Time to stop milking it?

As the government desperately scans through it’s extensive list of expenditures looking for areas in which it can make cuts, the spotlight fell on the ‘free milk for kids’ scheme. Scrapping it could save around £60m per year, and yet almost as soon as it was suggested publicly, No 10 hastily released a statement saying the scheme would remain. But the damage has already been done and the usual militants are stepping in, shrieking with outrage that such a proposal could even have crossed anyone’s mind.

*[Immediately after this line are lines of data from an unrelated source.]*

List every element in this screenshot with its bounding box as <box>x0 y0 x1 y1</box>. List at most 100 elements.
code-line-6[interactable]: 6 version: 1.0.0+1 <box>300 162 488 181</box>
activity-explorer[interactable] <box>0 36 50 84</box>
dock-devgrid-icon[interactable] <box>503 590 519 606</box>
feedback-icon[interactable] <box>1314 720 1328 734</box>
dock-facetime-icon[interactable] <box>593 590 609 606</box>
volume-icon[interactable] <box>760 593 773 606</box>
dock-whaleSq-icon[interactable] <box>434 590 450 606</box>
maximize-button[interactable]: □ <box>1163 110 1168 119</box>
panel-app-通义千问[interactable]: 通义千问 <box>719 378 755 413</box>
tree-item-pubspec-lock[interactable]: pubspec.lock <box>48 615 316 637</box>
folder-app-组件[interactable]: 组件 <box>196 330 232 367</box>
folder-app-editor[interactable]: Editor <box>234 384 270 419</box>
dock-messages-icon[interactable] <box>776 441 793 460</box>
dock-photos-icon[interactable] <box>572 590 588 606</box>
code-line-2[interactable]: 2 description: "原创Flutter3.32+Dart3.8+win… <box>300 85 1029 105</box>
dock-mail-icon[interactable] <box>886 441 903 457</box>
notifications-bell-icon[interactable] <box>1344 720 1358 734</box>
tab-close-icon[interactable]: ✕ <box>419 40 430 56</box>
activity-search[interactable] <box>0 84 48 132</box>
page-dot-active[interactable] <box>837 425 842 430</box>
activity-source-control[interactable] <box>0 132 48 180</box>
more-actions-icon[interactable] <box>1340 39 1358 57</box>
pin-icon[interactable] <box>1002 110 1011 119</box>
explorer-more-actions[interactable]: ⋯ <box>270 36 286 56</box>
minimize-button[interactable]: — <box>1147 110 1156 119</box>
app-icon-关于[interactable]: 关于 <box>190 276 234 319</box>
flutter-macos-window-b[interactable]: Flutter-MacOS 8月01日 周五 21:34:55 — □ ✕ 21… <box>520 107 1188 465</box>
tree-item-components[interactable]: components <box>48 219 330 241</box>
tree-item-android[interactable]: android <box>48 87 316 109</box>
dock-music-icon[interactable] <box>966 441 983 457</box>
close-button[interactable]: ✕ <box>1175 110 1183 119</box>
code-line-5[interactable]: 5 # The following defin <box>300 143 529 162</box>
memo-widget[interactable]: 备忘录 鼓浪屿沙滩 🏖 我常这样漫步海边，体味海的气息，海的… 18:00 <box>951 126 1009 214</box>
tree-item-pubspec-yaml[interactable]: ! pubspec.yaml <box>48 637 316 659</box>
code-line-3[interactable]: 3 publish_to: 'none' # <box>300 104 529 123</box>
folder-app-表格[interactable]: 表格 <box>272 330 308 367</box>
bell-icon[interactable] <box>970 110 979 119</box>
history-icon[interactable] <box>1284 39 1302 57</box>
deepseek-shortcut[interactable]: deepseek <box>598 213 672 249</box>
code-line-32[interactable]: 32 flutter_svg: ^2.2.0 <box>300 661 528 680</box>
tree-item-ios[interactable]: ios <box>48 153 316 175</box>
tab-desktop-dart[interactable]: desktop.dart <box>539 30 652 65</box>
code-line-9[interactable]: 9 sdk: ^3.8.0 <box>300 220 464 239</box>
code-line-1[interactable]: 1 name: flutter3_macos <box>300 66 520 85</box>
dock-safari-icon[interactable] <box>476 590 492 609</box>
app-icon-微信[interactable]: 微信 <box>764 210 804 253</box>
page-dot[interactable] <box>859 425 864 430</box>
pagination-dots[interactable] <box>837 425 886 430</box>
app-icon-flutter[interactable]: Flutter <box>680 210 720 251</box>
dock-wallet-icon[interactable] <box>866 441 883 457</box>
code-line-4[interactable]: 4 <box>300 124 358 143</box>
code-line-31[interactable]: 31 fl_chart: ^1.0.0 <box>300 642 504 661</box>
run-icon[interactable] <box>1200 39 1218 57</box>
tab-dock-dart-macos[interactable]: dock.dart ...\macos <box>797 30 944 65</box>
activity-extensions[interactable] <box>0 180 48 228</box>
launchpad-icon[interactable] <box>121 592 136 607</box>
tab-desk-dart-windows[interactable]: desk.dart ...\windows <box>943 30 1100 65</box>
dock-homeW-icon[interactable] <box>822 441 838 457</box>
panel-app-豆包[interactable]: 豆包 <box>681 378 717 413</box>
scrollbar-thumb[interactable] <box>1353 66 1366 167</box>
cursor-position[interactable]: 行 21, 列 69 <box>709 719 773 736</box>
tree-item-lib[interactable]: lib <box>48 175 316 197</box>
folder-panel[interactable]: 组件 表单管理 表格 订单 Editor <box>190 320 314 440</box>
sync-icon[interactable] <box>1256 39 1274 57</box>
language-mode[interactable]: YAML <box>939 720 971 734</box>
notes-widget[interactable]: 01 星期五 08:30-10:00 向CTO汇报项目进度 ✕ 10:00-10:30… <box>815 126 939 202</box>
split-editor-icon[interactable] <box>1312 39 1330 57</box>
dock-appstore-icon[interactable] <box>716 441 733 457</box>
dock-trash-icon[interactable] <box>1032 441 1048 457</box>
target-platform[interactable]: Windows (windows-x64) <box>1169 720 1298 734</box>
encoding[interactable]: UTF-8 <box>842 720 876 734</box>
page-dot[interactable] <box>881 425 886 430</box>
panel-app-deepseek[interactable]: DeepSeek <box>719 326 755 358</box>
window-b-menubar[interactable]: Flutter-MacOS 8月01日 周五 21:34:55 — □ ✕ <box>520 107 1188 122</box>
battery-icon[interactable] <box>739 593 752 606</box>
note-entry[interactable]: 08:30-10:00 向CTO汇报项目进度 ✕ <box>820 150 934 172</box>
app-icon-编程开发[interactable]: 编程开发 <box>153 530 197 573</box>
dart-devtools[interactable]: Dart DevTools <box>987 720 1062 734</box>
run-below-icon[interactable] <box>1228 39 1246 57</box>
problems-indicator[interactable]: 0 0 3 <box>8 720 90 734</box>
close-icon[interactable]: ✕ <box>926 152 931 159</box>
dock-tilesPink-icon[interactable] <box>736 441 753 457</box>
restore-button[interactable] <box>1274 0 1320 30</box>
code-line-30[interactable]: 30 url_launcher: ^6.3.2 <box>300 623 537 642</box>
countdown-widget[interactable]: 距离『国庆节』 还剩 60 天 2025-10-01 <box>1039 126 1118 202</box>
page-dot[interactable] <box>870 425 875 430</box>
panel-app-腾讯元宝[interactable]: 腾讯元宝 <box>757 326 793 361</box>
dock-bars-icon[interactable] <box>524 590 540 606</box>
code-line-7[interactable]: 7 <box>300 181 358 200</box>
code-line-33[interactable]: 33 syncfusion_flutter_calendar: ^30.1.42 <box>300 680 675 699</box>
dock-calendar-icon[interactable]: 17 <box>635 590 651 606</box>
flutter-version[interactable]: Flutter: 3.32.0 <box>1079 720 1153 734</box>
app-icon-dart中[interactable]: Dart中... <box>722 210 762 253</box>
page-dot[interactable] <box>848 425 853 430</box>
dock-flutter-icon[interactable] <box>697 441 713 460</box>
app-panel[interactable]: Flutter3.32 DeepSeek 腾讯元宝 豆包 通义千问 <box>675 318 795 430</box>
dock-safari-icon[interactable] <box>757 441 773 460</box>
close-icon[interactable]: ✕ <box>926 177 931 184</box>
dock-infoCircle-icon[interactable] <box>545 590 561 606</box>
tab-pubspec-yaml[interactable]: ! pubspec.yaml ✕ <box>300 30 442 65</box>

Yet if you suppress the initial knee jerk reaction and look at the science behind it one can see that it’s actually a perfectly sensible, even advisable idea. The scheme is the only remaining part of what was known as the Welfare Food Scheme, first introduced in 1940 to protect pregnant women and young children against wartime food shortages, but now, in this time of gross nutritional excess, is an outdated and unnecessary idea. Indeed scientific evidence is amassing that suggests regular consumption of milk may be bad for you, by not only by causing some diseases but also by failing to prevent others for which it has traditionally been seen as a panacea.
Experts now say that after the first year of life children require no milk of any type. The former director of paediatrics at Johns Hopkins School of Medicine estimated that half of all iron deficiency in US infants results from cows' milk-induced intestinal bleeding. He proposed that infants drink so much milk (which is very low in iron) that they have little appetite left for foods containing iron; at the same time, by inducing gastrointestinal bleeding, milk causes iron loss. The same certainly applies to British infants too.
Cow's milk is simply just that: for cows. Man is the only animal that drinks milk into adulthood. It’s higher in sugar than humans need, and although high in calcium, only around 30% of it is available for use by the body, as compared to 60-70% for fruits, grains, legumes, nuts, roots, seeds, and vegetables.
There is also a theory that a protein found in milk mimics closely a protein found on the insulin producing cells of the body. If the body develops an allergic reaction to this milk protein then it is also stimulated to destroy the insulin cells through an autoimmune attack, a possible cause of diabetes.
The pro-milk lobby will scream ‘osteoporosis’ in their defence. But whilst milk is often sited as being key in the development and maintenance of strong bones, even this has now been questioned. When looked at globally it can be seen that the countries with the highest rates of osteoporosis, also have the highest consumption rates of milk and dairy products –it does make you think. Milk proteins contain phosphorous and sulphur compounds that acidify the blood. In order to correct this acidity, the body actually draws calcium from the bones, weakening them.
Instead of recommending multiple servings of dairy to ward off the dreaded osteoporosis, we would probably do better to advise women, and especially teenage girls, to take more exercise. A 15-year study published in the BMJ found that exercise may be the best protection against hip fractures, and that a reduced intake of dietary calcium does not seem to be a risk factor.
So perhaps it really is time to re-evaluate this dinosaur of a tradition and ask ourselves the question: is providing our kids with free milk actually doing more harm that good? Current evidence suggests that it might be.